Mr. Passavant, of Pittsburgh, who is now visiting Scalp Level, got a shot yesterday at the wily old fox which for several years has been feasting on chickens belonging to farmers out in that vicinity, but who always manages to keep clear of parties who "lay for him." The ball from Mr. Passavant's rifle wounded him, but he managed to make his escape.
GERBER-KERN. -- In Landingville, Schuylkill County, on Thursday, August 12, 1880, by Rev. Meyer, Mr. Allen G.Gerber of this city, and Miss Olivia Kern, of the former place.

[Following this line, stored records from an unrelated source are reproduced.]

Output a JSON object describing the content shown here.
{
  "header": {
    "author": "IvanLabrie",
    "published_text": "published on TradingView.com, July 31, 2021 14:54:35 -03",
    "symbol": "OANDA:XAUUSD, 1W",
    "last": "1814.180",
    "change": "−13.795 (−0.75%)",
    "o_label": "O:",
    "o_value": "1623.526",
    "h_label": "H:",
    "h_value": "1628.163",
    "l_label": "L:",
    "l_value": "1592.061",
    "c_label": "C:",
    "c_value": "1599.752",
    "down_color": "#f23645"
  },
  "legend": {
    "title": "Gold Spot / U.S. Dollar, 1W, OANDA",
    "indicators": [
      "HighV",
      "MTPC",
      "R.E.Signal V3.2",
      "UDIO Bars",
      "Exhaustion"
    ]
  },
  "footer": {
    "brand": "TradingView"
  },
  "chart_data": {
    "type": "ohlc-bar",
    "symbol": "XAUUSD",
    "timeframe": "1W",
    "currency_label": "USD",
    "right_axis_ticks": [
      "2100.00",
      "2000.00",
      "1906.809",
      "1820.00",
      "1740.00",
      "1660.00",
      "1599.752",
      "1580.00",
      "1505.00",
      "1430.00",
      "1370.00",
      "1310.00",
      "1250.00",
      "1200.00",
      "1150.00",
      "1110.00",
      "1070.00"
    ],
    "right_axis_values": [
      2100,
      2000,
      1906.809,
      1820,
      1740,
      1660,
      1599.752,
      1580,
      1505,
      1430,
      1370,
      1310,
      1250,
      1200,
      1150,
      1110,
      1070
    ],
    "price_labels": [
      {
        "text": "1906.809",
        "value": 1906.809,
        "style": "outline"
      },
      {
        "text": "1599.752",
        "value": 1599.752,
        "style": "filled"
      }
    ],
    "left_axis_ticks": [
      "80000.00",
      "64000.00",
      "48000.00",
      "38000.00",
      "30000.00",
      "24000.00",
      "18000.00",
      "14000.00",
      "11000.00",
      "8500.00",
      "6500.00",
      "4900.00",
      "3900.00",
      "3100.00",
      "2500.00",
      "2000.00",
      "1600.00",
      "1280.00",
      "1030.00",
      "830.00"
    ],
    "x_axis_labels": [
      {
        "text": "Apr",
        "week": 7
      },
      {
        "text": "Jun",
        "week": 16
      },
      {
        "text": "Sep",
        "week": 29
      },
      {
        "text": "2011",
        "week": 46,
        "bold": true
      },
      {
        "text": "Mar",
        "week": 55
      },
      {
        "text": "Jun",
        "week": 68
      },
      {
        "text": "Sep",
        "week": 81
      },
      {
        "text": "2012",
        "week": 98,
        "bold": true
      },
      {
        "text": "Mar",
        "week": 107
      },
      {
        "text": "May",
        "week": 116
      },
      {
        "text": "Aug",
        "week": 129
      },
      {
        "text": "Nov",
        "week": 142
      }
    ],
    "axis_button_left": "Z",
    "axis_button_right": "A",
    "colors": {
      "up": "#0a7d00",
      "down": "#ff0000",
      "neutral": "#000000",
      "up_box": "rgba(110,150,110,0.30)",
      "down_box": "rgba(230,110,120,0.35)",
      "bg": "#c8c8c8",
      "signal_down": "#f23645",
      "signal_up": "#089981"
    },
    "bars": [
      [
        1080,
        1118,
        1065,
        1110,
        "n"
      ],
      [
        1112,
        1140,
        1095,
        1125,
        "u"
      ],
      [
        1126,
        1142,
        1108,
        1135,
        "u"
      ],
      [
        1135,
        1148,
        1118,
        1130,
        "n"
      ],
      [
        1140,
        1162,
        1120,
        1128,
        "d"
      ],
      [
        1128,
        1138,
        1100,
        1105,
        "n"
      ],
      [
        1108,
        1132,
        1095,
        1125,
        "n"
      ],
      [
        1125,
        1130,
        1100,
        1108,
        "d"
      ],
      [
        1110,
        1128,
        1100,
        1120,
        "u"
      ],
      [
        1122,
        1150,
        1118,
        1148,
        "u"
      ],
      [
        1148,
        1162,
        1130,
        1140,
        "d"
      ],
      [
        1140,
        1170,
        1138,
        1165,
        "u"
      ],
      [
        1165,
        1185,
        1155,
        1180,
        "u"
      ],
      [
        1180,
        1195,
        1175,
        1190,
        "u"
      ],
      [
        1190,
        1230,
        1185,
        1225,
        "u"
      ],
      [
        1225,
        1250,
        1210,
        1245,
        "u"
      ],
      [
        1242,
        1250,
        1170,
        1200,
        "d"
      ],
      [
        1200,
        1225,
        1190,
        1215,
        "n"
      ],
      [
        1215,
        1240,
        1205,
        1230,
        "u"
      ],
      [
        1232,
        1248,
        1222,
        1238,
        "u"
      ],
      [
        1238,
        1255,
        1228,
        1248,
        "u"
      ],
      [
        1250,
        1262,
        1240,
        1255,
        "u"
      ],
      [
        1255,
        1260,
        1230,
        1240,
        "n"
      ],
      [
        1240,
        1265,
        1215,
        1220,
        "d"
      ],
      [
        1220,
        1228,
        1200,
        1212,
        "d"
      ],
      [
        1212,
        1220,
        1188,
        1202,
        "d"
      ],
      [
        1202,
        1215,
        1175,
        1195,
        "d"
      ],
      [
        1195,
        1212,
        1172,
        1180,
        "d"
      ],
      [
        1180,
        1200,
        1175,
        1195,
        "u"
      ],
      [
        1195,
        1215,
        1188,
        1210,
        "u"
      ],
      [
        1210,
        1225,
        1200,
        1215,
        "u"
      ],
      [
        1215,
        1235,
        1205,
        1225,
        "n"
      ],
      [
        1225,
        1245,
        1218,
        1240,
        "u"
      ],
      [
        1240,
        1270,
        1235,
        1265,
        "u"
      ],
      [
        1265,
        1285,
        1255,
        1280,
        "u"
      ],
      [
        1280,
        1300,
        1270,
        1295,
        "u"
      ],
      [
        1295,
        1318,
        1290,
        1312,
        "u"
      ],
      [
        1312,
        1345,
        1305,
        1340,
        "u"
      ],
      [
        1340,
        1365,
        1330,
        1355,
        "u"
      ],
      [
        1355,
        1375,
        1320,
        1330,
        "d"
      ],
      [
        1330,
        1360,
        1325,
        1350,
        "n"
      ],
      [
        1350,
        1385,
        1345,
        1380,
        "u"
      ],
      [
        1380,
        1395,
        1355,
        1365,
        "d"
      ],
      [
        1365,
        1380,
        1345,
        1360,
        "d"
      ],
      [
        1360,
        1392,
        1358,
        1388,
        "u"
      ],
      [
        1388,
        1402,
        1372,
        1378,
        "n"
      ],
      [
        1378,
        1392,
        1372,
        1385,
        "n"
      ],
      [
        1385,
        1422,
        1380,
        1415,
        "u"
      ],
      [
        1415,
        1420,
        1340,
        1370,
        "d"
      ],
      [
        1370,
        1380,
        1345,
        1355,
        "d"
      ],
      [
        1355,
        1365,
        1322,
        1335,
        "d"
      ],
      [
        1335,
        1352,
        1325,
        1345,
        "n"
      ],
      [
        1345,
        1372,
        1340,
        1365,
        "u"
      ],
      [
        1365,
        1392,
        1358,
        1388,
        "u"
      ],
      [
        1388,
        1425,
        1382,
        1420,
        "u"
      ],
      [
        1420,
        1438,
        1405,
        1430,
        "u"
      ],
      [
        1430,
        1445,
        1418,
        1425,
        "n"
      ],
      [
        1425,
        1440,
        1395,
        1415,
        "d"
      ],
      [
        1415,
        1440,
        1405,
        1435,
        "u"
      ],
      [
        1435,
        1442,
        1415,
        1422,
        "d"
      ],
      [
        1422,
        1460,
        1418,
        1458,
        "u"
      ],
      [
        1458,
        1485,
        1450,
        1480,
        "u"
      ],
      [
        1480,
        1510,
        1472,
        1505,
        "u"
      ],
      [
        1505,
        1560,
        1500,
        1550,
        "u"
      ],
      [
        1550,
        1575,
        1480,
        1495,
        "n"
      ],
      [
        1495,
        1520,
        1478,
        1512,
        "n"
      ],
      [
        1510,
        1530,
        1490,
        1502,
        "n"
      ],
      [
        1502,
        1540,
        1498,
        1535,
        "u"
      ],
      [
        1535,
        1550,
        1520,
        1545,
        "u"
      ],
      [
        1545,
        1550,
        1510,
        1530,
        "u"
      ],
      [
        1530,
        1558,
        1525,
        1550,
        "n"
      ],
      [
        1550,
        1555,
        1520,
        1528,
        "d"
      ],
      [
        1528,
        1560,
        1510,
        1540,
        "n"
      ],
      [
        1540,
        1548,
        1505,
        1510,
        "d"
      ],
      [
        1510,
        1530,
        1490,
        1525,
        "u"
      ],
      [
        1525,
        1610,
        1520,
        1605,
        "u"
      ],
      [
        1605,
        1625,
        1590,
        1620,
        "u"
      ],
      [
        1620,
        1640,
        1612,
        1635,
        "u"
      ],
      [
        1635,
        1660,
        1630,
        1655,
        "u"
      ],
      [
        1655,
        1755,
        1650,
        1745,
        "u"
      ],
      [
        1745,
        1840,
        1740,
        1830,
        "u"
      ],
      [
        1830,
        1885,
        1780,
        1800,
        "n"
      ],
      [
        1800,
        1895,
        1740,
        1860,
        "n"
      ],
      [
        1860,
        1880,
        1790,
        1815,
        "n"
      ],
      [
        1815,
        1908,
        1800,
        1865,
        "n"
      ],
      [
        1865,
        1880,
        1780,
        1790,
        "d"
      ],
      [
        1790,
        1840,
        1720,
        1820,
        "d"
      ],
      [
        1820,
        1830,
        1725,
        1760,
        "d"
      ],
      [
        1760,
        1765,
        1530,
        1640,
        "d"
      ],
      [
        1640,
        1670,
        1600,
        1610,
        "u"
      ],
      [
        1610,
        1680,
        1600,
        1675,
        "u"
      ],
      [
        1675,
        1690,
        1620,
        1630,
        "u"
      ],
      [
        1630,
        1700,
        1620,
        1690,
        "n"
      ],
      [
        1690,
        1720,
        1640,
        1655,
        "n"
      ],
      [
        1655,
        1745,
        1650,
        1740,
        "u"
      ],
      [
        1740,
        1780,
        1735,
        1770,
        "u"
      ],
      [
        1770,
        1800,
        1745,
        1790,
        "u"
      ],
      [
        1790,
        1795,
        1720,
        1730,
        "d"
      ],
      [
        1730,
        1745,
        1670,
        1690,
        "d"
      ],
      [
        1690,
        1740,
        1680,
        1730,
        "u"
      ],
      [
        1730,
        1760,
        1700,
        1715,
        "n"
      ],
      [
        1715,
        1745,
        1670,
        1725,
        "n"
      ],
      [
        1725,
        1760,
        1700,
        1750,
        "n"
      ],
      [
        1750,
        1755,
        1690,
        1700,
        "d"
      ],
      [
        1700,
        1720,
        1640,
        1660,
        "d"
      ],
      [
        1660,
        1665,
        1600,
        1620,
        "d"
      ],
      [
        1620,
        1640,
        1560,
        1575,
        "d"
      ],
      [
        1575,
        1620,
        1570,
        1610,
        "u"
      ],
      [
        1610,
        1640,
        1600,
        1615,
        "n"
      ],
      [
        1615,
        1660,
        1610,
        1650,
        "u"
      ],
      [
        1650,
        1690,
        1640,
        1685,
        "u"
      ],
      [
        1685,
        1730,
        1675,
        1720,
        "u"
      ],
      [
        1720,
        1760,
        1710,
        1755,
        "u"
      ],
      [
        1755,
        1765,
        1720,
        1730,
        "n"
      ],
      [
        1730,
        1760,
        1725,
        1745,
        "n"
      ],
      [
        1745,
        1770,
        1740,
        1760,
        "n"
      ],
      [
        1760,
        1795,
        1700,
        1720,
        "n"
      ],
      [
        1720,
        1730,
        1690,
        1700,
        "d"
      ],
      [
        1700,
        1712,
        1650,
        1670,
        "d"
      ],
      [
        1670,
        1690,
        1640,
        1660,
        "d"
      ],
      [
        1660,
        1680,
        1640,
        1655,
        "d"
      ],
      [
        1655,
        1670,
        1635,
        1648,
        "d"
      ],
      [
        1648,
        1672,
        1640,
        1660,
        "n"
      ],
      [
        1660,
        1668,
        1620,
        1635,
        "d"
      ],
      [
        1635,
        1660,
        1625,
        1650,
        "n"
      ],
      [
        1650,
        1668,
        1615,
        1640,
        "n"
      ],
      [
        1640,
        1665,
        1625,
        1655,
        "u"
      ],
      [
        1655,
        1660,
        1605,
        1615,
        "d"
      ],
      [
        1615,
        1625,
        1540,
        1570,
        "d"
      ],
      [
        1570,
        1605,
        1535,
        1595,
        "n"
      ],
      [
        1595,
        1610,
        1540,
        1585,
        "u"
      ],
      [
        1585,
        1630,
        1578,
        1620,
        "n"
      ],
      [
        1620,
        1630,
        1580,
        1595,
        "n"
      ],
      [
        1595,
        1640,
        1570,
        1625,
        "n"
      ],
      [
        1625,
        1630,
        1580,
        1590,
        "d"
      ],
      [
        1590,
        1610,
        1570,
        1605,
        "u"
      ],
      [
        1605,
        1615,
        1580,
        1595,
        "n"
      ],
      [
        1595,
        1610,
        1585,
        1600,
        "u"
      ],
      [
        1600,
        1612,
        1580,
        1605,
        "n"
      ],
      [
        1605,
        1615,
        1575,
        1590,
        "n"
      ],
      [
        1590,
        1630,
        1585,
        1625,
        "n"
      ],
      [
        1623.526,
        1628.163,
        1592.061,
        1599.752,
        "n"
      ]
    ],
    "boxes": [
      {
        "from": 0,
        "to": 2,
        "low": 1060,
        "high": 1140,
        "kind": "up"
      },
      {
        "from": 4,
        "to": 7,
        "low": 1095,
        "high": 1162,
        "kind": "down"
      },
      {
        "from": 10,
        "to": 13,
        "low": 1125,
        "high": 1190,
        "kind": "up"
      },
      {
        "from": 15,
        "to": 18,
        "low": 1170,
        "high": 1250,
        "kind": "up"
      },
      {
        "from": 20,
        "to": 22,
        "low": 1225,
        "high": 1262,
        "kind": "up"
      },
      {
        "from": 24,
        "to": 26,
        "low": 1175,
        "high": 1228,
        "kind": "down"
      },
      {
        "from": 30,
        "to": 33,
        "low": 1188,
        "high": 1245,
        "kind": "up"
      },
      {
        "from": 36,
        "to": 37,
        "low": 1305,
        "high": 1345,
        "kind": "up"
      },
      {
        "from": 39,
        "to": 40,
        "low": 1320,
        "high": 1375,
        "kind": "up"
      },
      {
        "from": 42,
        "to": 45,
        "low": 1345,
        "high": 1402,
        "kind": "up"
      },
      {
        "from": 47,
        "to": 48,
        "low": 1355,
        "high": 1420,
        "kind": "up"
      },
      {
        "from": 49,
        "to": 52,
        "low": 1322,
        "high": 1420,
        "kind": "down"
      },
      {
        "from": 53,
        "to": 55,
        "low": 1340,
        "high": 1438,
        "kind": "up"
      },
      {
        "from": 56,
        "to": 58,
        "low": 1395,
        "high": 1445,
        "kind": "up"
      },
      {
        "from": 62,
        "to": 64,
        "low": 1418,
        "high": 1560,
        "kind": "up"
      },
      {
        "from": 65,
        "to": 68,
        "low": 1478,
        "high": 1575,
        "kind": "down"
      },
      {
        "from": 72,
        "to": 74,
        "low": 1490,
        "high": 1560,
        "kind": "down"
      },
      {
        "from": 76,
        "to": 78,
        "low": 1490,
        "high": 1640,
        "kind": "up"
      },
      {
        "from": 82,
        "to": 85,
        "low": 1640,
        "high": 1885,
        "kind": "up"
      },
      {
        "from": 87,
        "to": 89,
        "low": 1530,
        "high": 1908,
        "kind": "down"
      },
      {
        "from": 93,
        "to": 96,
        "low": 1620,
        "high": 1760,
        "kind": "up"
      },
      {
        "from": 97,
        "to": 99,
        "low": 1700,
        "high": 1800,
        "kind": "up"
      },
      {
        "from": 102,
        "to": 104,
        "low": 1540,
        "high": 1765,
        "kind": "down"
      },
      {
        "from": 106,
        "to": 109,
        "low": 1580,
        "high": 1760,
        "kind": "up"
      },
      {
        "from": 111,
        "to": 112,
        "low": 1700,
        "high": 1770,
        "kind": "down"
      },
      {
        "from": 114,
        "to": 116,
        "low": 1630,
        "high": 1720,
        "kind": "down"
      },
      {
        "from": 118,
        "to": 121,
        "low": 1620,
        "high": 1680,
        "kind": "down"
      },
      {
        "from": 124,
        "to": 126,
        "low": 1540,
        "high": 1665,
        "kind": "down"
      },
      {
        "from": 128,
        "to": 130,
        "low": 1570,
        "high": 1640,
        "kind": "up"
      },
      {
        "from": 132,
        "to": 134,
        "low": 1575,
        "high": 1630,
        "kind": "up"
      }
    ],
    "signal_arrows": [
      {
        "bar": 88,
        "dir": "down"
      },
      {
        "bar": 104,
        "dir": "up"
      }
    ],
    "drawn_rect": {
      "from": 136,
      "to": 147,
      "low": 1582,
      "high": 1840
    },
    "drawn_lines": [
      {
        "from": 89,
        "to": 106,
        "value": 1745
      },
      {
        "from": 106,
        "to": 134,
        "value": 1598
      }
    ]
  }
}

O'DONNELL-GAFFNEY. -- In St. John's Church, on Tuesday, August 17, 1880, by Rev. O. P. Gallagher, Mr. Manus O'Donnell and Miss Maggie Gaffney, all of this city.
19 Oct 1880
A blind man named Kerr, who is better known as "Yankee Sampson," is stopping at the Mansion House. His present home is in Pittsburgh, but he is a sort of cosmopolitan, and has for years given musical and slight-of-hand exhibitions in Western Pennsylvania. He is of powerful build, and years ago was connected with Dan Rice's circus as cannonball tosser, etc. He is now over fifty years of age, but states his willingness to fight any professional bruiser in the dark. His flesh is as solid as iron, and his muscles seem as strong as steel. Not long ago Mr. Kerr gave an exhibition in the Court House at Ebensburg. While tuning his fiddle he pretended that one of the strings was broken, and asked if some gentleman in the audience would please fetch him a light. A prominent young attorney of his village promptly seized a lamp and walked forward to the Judge's stand amid the shouts of the audience. He knew well enough that his name sake was blind, but was thrown off his guard for the moment. Old Kerr is jolly, and takes life easy.